National Judicial Appointment commission Act,2014(NJAC)

About the Author

Asif Zakir is a fourth-year student at Government Law College, Thiruvananthapuram. His areas of interest include law, history, politics, and the Indian economy. He is also the author of the book “Faltering Indian Republic: Writings On A Nation in Turmoil”.

Introduction

The National Judicial Appointments Commission (NJAC) Act, 2014 and the 99th Constitutional Amendment Act were a major legislative effort to substitute the current collegium system with a new institutional device for appointment of judges to the higher judiciary. It aimed to codify a more transparent, accountable, and participative approach to appointments and transfers of judges to the Supreme Court and High Courts. Even though the collegium system was lauded for insulating judiciary from political pressure, it gradually began to attract substantial criticisms for its opacity and lack of accountability, prompting calls for a more transparent, and participatory mechanism. It was against this backdrop the Parliament enacted the NJAC Act and the Constitutional Amendment in 2014, seeking to create an equilibrium between judicial independence and accountability.

Purpose of the Act

The prime aim of the NJAC Act was to revamp the non-transparent and secretive collegium system, which had developed through a line of judgments famously referred to as the Three Judges Cases – S.P. Gupta v. Union of India (1981), Supreme Court Advocates-on-Record Association v. Union of India (1993), and In re: Presidential Reference (1998). The collegium, which consisted of the Chief Justice of India (CJI), and a group of senior judges, was criticised for its lack of transparency, accountability, and institutional checks and balances. The Act sought to bring about a more democratic and consultative mechanism by having members of both the executive and civil society as part of it, thus aiming to maintain the ideals of checks and balances and separation of powers.

The 99th Constitutional Amendment Act brought the following changes:-

  • Article 124A: It laid down the structure of the NJAC, comprising:

* The Chief Justice of India (Chairperson),

* Two most senior judges of the Supreme Court

* The Union Minister of Law and Justice,

* Two eminent persons (to be proposed by a committee formed by the Prime Minister, the CJI, and the Leader of Opposition in Lok Sabha or leader of the largest opposition party)

  • Article 124B: Authorised the NJAC to recommend persons for appointment as Chief Justice of India, Supreme Court and High Court judges, and also to recommend transfer of Chief Justices and High Court judges.
  • Article 124C: Allowed Parliament to make law for regulating the procedure of the NJAC.
  • Article 124(2):- This was amended to substitute the expression “after consultation with such of the Judges of the Supreme Court” with “on the recommendation of the National Judicial Appointments Commission”.

NJAC & Its Constitutional Validity: A Critical Analysis

NJAC’s constitutionality was challenged in Supreme Court Advocates-on-Record Association v.

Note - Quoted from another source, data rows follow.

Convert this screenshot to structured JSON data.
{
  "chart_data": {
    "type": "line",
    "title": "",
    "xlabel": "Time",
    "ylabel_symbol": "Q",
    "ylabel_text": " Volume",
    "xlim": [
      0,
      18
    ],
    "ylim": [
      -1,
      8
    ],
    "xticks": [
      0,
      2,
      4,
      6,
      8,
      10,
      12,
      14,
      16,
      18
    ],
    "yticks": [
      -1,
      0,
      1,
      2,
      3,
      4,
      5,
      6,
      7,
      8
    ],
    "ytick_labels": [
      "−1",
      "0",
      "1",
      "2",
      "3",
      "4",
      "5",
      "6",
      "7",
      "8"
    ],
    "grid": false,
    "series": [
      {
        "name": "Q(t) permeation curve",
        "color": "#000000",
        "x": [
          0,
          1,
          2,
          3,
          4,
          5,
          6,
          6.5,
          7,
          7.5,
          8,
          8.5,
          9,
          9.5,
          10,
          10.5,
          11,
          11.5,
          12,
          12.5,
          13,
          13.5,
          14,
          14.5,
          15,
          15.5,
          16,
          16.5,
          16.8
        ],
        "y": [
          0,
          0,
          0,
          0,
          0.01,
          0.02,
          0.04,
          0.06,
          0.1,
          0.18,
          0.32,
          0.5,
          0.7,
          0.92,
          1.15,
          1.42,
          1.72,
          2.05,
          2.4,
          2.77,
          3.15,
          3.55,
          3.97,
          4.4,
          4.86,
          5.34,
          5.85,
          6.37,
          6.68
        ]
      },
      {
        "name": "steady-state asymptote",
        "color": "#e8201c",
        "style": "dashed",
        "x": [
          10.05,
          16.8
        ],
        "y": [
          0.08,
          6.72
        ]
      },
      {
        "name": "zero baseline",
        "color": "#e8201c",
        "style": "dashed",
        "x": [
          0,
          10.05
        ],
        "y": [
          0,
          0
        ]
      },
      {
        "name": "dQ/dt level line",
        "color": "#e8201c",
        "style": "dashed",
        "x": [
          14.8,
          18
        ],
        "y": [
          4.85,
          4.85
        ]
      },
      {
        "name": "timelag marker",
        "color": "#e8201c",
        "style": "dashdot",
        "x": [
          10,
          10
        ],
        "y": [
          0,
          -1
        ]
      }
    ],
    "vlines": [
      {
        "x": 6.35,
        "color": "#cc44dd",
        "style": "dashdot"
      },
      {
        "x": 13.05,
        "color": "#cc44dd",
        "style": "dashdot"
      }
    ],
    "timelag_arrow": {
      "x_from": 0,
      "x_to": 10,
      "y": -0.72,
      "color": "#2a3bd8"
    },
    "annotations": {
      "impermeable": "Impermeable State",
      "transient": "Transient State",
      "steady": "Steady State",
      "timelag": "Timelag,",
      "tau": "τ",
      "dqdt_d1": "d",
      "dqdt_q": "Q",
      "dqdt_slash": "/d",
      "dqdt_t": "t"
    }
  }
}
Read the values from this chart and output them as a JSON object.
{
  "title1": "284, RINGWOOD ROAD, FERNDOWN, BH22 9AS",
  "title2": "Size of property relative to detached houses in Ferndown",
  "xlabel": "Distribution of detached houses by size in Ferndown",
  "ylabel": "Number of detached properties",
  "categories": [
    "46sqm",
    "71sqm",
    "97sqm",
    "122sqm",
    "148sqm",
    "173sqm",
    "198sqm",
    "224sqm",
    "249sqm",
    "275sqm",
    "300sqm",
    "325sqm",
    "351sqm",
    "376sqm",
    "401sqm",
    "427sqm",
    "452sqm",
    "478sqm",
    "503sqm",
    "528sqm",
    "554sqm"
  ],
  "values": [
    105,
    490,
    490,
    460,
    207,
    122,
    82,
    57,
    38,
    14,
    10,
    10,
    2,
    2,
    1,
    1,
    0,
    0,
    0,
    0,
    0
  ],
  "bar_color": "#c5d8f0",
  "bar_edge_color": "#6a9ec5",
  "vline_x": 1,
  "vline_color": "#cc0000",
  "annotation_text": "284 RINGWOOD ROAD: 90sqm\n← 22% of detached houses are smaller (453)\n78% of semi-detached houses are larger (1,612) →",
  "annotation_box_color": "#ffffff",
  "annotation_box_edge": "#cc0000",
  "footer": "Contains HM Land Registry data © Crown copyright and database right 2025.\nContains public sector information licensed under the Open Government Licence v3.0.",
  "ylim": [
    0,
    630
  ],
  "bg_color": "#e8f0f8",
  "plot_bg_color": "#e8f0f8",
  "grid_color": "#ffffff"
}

Union of India. By a 4:1 majority, the Supreme Court struck down the 99th Constitutional Amendment Act and the NJAC Act, and held them to be unconstitutional and void for contravening the basic structure doctrine.

The Court held that judicial independence, a fundamental characteristic of the basic structure of the Constitution, was threatened by the executive and non-judicial members’ presence in the NJAC. The majority judgment emphasised that the Act risked politicising the judiciary and undermining its institutional integrity. Justice J. Chelameswar’s dissent, however, stressed that the collegium system was not transparent, and including executive members wasn’t per se violative of the basic structure, particularly considering growing criticisms of judicial insularity.

The NJAC was a constitutionally novel and democratically relevant effort at judicial appointment reform. It addressed long-standing criticism that the collegium system, which shielded judicial autonomy, had become a closed-door exercise, characterised by nepotism, lack of transparency, and lack of formal criteria. But the judgment invalidating it captures a fundamental conflict between judicial independence and democratic accountability. The ruling also raised a pivotal question regarding the limits of the basic structure doctrine can the process of appointing judges never be altered by Parliament, even by way of constitutional amendment, if it has checks and balances?

Additionally, the lack of guidelines, transparency, and informed decisions in the collegium process continues to undermine public trust, supporting the need for a reworked and accountable system. Therefore, devising a middle-course preserving judicial pre-eminence while incorporating transparency and public accountability may be the best approach.

In conclusion, it can be said that the NJAC Act and 99th Amendment were a great endeavour in democratising the process of judicial appointments. However, their nullification left untouched the questions of accountability and reform.